Es, por ejemplo, cuando yo le pido al perdón Señor que perdone mi pecado y limpie mi vida de algo. ¿Por qué le pido que haga eso? ¿Acaso Él ya no prometió limpiar mi pecado? Sí, pero Él también dijo “sigue confesándolo”. Y cuando yo le digo al Señor “guíame en cierta dirección”, ¿acaso Él no dice que Él va a ser mi guía y Él va a ser mi líder y Él me va a guiar en este camino y de esa manera? Sí. Pero Él quiere que yo afirme que yo reconozco ese liderazgo en mi vida. Y algunas veces, cuando yo clamo al Señor y dijo ‘Señor, oye mi oración y responde,’ ¿acaso no sé que Él va a oír y siempre ha oído? Sí, pero Él quiere que yo afirme esa confianza porque eso lo exalta a Él.

Quizás no tenga que decir: ‘oh Dios, no tengo nada de comer para mi familia, ¿de dónde va a venir?’. Pero siempre voy a decir “Dios, todo lo que tengo y todo lo que comparto con aquellos que amo viene de Tu mano de gracia y de bondad.” Y entonces, para nosotros, es una afirmación de la fuente de todo. Es algo preciado saber que nuestro Dios se preocupa por nuestras necesidades físicas.

Entonces, el pan es lo necesario para vivir. Y aunque quizás no siempre estemos al borde del hambre, siempre debemos estar agradecidos porque todo viene de Él.

Ahora, eso nos lleva a un segundo pensamiento, la segunda característica de este versículo. En primer lugar, la sustancia es pan. Y en segundo lugar, la fuente es Dios. Y simplemente, quiero hablar de eso por un momento porque creo que es tan importante. ¿Sabe una cosa? Tendemos a pensar que proveemos todo para nosotros mismos. Me gano la vida, me gano mi sueldo, me compro mi pan, usted sabe. ¿Qué le debo a Dios? Francamente, yo llevo mi propia carga. Y si no decimos eso, en cierta manera, así operamos.

Por ejemplo, ¿cuándo fue la última vez que usted dijo ‘Señor, por mi pan diario te doy gracias, por el hecho de que tengo alimento que comer y ropa que vestir, que tengo un techo sobre mi cabeza, te doy gracias porque tengo una cama donde descansar, tengo suficientes fuerza física para conocerte, para vivir la vida de una manera que es rica y significativa?’ Bueno, eso es lo que Él puso aquí. Dios se preocupa por las cosas pequeñas. Dios está involucrado. Dios sabe cuándo brinca un ave. Dios conoce el número de cabellos en su cabeza y todo lo que hay aquí en este mundo, Él lo conoce y lo controla y lo ordena para nosotros de tal manera que siempre estemos agradecidos.
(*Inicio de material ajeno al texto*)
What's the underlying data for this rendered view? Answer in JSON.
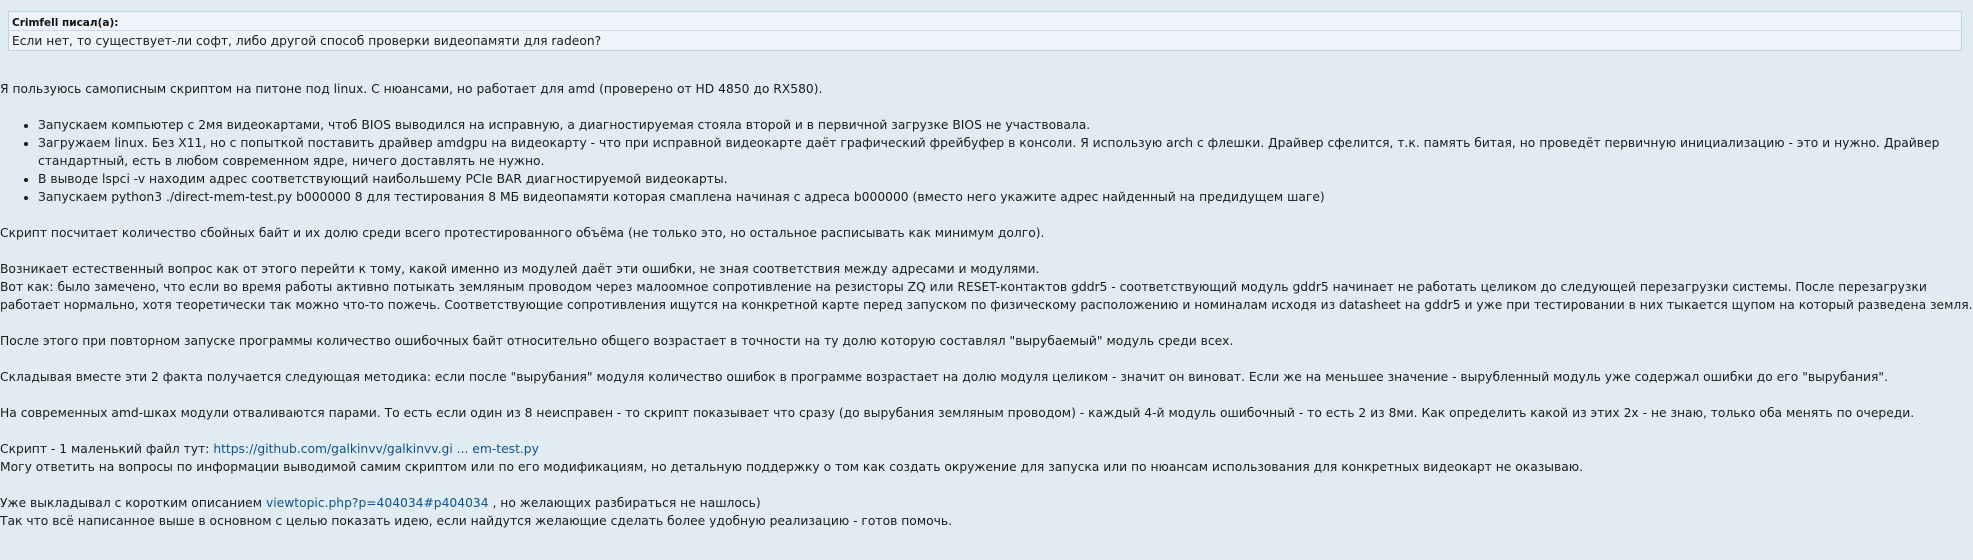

¿Sabe una cosa? Vivimos en un día, y es interesante y casi paranoico, la gente tiene tanto miedo de que va a perder su existencia debido a la contaminación de los recursos, ¿verdad? Tenemos reactores nucleares, nos da miedo porque los reactores nucleares están echando perder nuestro ambiente. Nos da miedo por contaminar nuestros mares y nuestros ríos y lagos, nos da miedo la sobrepoblación, nos da miedo el smog y la contaminación del aire. Nos da miedo afectar el ozono que rodea la Tierra. Nos da miedo contaminar el espacio con toda la basura y el metal que está flotando por todos lados. Nos da miedo contaminar nuestros cuerpos con químicos. Nos da miedo todo esto. Y con todo el dinero que tenemos, y con todos los recursos que tenemos, el hombre sabe que siempre está al borde de devastar su ambiente al punto en el que ya no tenga recursos, lo cual debería llevarlo al reconocimiento de que Dios ostenta todo eso.

¿Y sabe una cosa?, vendrá un día en el libro de Apocalipsis cuando Dios apague las luces en los cielos, cuando Dios convierta los ríos en sangre, cuando Dios haga que el mundo se vuelva loco, cuando el mar se trague todas sus naves y mate todos sus peces, cuando la devastación literal aplaste al mundo. El sol se oscurezca, la luna no de su luz y todos los recursos se acaben. Y en Apocalipsis 18, el sistema económico entero se colapsa. Y la música se detiene porque no hay canción que cantar. Y entonces, no va a importar lo que usted tenga. No va a valer ni siquiera un centavo, porque nada va a poder comprar nada ya que no habrá nada que comprar para preservar la vida. Y el hombre conoce el potencial de eso. Pero, el hombre nunca regresa al hecho de que si no fuera por el hecho de que Dios sustenta todas las cosas por la palabra de Su poder, todo se desintegraría.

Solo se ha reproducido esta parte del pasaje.